None of the regular passengers, however, thought that there was any cause for complaint. This was far better and more convenient than a journey of two hours in a bullock-cart. Whenever the bus stopped involuntarily somewhere, the conductor leaned out of the window and looked at the wheels. Another man then jumped out with a pair of pliers and climbed under the bus. Sometimes the bus stopped because the driver wanted to chat to a friend along the route—or simply because he felt like stopping. Nor did the driver have any compunctions about pressing his customers into service. Whenever he needed the bus push-started he would turn around and yell in the powerfully vocalic local dialect:
‘Aré, du-char jané utari aauu. Dhakka lagaauu!’

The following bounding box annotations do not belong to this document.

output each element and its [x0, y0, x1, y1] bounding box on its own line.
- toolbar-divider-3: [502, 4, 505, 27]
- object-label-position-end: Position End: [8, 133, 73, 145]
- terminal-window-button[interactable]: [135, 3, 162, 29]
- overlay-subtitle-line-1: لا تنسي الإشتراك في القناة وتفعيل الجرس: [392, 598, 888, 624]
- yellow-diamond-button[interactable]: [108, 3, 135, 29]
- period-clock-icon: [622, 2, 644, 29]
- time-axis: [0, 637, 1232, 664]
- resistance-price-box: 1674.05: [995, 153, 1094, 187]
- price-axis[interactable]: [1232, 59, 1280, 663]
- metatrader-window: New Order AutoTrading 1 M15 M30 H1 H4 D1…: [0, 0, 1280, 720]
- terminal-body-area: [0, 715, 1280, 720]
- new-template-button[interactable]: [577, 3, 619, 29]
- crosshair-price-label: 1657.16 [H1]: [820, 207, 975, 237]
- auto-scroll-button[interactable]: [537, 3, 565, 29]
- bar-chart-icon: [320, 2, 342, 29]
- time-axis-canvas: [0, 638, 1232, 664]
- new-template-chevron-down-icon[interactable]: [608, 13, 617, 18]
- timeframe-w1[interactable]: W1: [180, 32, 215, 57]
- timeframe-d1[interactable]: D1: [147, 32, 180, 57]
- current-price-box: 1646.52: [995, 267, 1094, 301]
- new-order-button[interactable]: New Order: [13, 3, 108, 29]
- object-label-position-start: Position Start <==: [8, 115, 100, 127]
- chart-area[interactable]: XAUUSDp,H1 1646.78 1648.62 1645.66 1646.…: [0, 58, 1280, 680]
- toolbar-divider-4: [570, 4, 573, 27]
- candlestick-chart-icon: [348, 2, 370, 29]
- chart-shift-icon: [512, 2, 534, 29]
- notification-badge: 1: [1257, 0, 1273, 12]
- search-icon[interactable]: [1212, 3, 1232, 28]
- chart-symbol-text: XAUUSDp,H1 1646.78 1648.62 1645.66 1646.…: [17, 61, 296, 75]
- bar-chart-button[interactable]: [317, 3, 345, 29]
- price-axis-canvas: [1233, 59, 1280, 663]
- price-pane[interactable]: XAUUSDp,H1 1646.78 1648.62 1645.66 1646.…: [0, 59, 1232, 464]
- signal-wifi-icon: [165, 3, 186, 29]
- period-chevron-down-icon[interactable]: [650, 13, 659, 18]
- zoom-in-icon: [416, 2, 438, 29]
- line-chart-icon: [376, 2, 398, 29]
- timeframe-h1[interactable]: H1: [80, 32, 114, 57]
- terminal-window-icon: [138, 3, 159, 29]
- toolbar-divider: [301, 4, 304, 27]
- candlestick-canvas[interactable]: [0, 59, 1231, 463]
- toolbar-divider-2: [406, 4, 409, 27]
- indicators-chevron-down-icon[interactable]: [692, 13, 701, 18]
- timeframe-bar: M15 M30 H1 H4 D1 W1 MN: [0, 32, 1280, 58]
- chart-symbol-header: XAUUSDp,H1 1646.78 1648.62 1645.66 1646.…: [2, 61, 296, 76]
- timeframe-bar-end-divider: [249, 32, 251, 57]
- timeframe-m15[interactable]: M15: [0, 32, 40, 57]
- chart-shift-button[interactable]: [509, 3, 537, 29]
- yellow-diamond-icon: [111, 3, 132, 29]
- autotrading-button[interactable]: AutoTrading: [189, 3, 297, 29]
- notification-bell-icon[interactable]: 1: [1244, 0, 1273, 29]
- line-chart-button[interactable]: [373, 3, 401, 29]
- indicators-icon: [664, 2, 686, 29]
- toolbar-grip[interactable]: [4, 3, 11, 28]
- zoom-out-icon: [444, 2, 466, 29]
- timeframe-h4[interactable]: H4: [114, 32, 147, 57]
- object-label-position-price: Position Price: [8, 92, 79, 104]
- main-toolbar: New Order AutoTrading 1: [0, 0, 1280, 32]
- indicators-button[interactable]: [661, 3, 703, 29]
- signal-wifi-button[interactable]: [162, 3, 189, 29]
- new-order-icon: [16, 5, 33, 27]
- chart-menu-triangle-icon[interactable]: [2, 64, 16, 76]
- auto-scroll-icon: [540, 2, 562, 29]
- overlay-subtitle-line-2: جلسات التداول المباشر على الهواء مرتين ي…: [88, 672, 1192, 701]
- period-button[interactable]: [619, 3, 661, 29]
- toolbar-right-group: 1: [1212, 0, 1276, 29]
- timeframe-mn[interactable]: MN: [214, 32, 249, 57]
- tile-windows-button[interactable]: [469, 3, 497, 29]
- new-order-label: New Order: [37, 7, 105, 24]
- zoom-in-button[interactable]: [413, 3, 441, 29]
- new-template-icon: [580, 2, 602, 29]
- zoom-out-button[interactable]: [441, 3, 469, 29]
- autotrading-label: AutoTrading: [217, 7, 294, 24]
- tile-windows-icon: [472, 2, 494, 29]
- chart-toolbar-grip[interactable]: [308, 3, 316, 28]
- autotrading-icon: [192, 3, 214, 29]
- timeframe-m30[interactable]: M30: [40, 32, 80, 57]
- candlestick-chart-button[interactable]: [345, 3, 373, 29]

And when the bus was about to move, he would summon them with a battle cry of:
‘Aai jao bhaiyya, aai jao. Chalo ho!’
The driver took particular pride in the signs (in standard Hindi) displayed in the bus. Above his seat for instance, it said Officer Seat and Don’t talk to the driver when the bus is in motion. Above the door it said: Only disembark when the bus has come to a halt. Along one wall of the bus, the following message was painted in a murderous scarlet: Do not travel when drunk or with a loaded gun. But it said nothing about goats, and there were several in the bus.